Bosch stands to benefit from growth in the potential applications: the company’s sensors are playing an increasingly important role in robotics. The BMI5 sensor platform, for example, creates artificial environments extremely realistically and helps robots find their way around even under difficult conditions.
With this, its most powerful sensor solution to date, Bosch considers itself well positioned for a rapidly growing segment. In the field of automated driving, inertial sensors are regarded as a key component of the future and offer additional sales potential. They enable cars to maintain full awareness of their whereabouts even when camera or GPS signals aren’t available.
“These sensors work for an automated car in much the same way as the sense of balance does in the human inner ear,” Hartung said. According to analysts, the market for intelligent sensors in automotive applications is set to almost double to more than 80 billion U.S. dollars by the middle of the next decade.
Innovations in Mobility, Consumer Goods, and Services
Mobility Innovations
Bosch expects the market for automotive software to be worth around 200 billion euros by 2030. As a result, Bosch chairman Hartung sees great growth opportunities in software-defined mobility.
“Bosch is at the forefront in this area and is now literally bringing AI into the driver’s field of vision,” Hartung said. The new Bosch AI Extension Platform is an AI-capable high-performance computer that, in conjunction with an interior sensing solution, turns driving into a highly personalized experience.
Product innovations in intelligent driver assistance solutions are also generating new business across all regions of the world: together with sensor technologies and central vehicle computers, Bosch secured orders worth 10 billion euros in 2025.
“This year alone, we will deliver more than 7 million solutions and components for electric driving.”

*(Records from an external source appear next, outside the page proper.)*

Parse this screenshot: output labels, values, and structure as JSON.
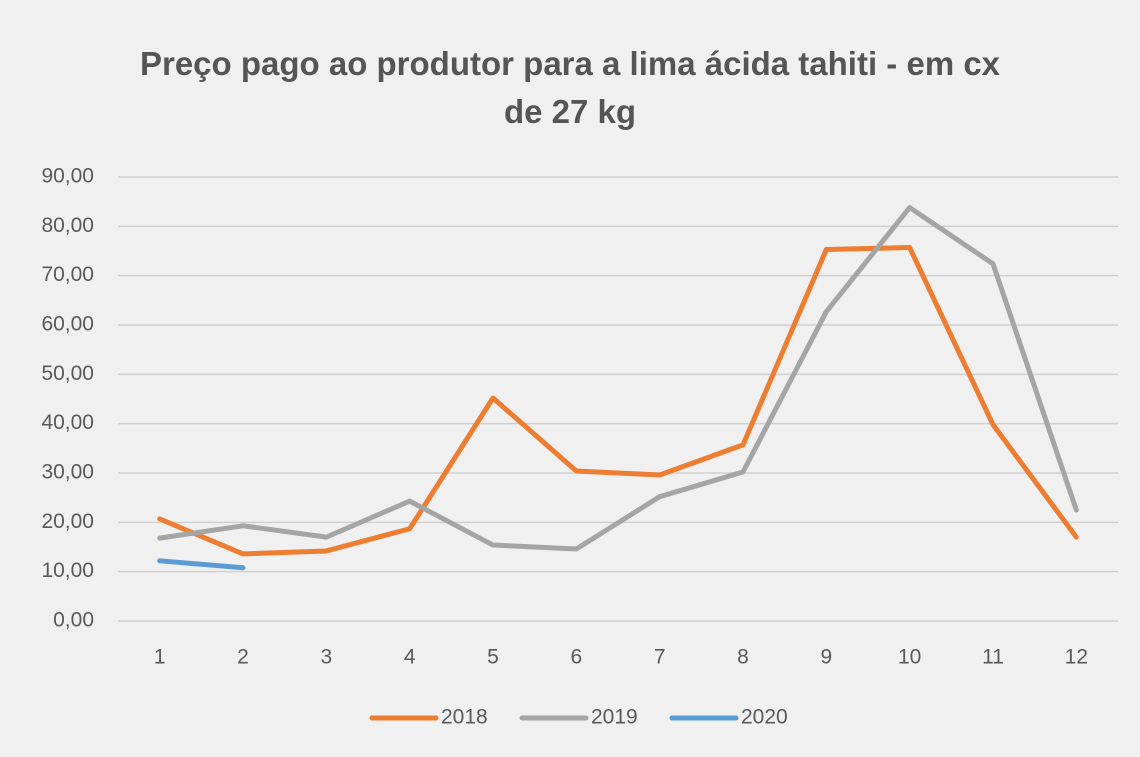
{
  "chart_data": {
    "type": "line",
    "title": "Preço pago ao produtor para a lima ácida tahiti - em cx de 27 kg",
    "categories": [
      "1",
      "2",
      "3",
      "4",
      "5",
      "6",
      "7",
      "8",
      "9",
      "10",
      "11",
      "12"
    ],
    "series": [
      {
        "name": "2018",
        "color": "#ed7d31",
        "values": [
          20.7,
          13.6,
          14.2,
          18.7,
          45.2,
          30.4,
          29.6,
          35.7,
          75.3,
          75.7,
          39.8,
          17.0
        ]
      },
      {
        "name": "2019",
        "color": "#a5a5a5",
        "values": [
          16.8,
          19.3,
          17.0,
          24.3,
          15.4,
          14.6,
          25.2,
          30.2,
          62.7,
          83.8,
          72.4,
          22.5
        ]
      },
      {
        "name": "2020",
        "color": "#5b9bd5",
        "values": [
          12.2,
          10.8,
          null,
          null,
          null,
          null,
          null,
          null,
          null,
          null,
          null,
          null
        ]
      }
    ],
    "ylim": [
      0,
      90
    ],
    "yticks": [
      {
        "value": 0,
        "label": "0,00"
      },
      {
        "value": 10,
        "label": "10,00"
      },
      {
        "value": 20,
        "label": "20,00"
      },
      {
        "value": 30,
        "label": "30,00"
      },
      {
        "value": 40,
        "label": "40,00"
      },
      {
        "value": 50,
        "label": "50,00"
      },
      {
        "value": 60,
        "label": "60,00"
      },
      {
        "value": 70,
        "label": "70,00"
      },
      {
        "value": 80,
        "label": "80,00"
      },
      {
        "value": 90,
        "label": "90,00"
      }
    ],
    "grid": true,
    "legend": "bottom"
  }
}
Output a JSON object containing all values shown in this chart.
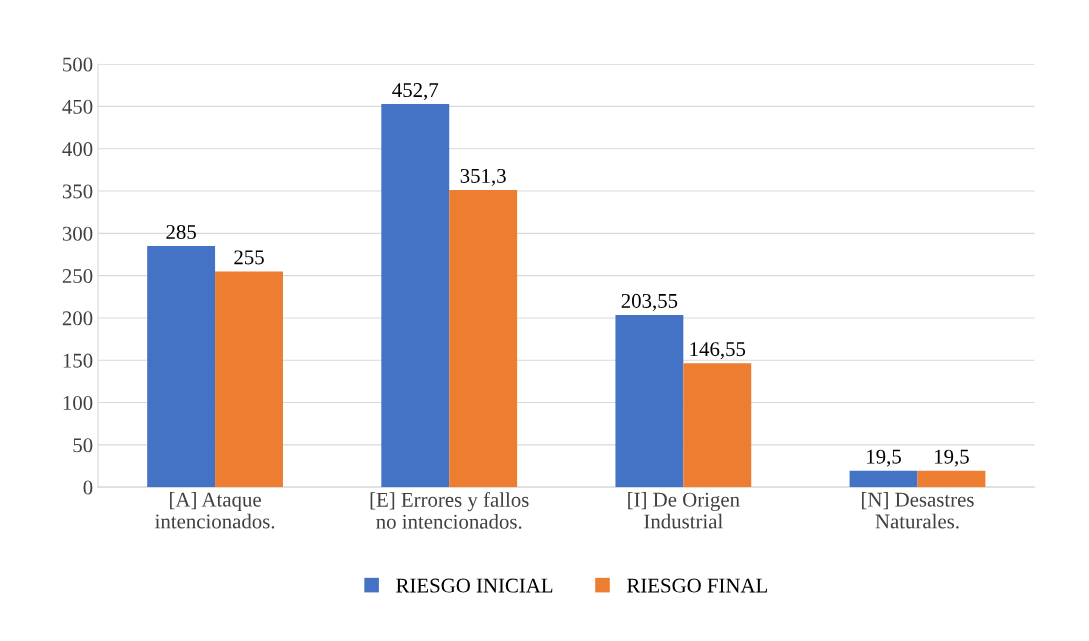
{
  "chart_data": {
    "type": "bar",
    "categories": [
      "[A] Ataque\nintencionados.",
      "[E] Errores y fallos\nno intencionados.",
      "[I] De Origen\nIndustrial",
      "[N] Desastres\nNaturales."
    ],
    "series": [
      {
        "name": "RIESGO INICIAL",
        "color": "#4472c4",
        "values": [
          285,
          452.7,
          203.55,
          19.5
        ],
        "value_labels": [
          "285",
          "452,7",
          "203,55",
          "19,5"
        ]
      },
      {
        "name": "RIESGO FINAL",
        "color": "#ed7d31",
        "values": [
          255,
          351.3,
          146.55,
          19.5
        ],
        "value_labels": [
          "255",
          "351,3",
          "146,55",
          "19,5"
        ]
      }
    ],
    "ylim": [
      0,
      500
    ],
    "yticks": [
      0,
      50,
      100,
      150,
      200,
      250,
      300,
      350,
      400,
      450,
      500
    ],
    "grid": "y",
    "legend": "bottom"
  }
}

Bosch also announced a joint venture with Tata AutoComp Systems in India focusing on electric axles and motors.
Consumer Goods and Services Innovations
AI is providing significant growth opportunities in the services and product business as well. A new oven model with an AI-based voice function is securing new sales potential for the BSH Hausgeräte division.
The worldwide business with home appliances in the luxury and premium segment is expected to continue to grow, particularly in North America. Market experts estimate that global sales of home appliances will reach around 5 billion units by 2030.
AI is also driving product innovation in Power Tools, including new AI-enhanced tools such as wall scanners using radar technology.
Bosch’s services business is also benefiting from AI, with Bosch Global Service Solutions expecting double-digit average sales growth by 2030.
Financial Overview 2025
Bosch achieved a positive free cash flow of some 300 million euros in 2025 (2024: some 900 million euros). The R&D ratio stood at 8.7 percent of sales (2024: 8.6 percent). Expenditure on research and development amounted to 7.9 billion euros.
Capital expenditure remained at a high level, and Bosch made considerable investments in electromobility, semiconductors, and braking systems.
At 41.6 percent, the equity ratio also remained high (2024: 44.3 percent). Liquidity fell to 7.4 billion euros (2024: 8.2 billion euros).
Business Sector Development 2025
- Mobility: 55.8 billion euros revenue, EBIT margin 1.8 percent
- Industrial Technology: 6.5 billion euros revenue, EBIT margin 3.5 percent
- Consumer Goods: 19.9 billion euros revenue, EBIT margin 3.0 percent
- Energy and Building Technology: 8.5 billion euros revenue, EBIT margin 0.5 percent
Regional Development 2025
- Europe: 44.2 billion euros (–0.6 percent)
- Americas: 18.5 billion euros (+3.8 percent)
- Asia Pacific: 28.3 billion euros (+0.7 percent)
Headcount Development 2025
Worldwide headcount stood at 412,774 associates at the end of 2025 (2024: 417,859), a reduction of around 1 percent.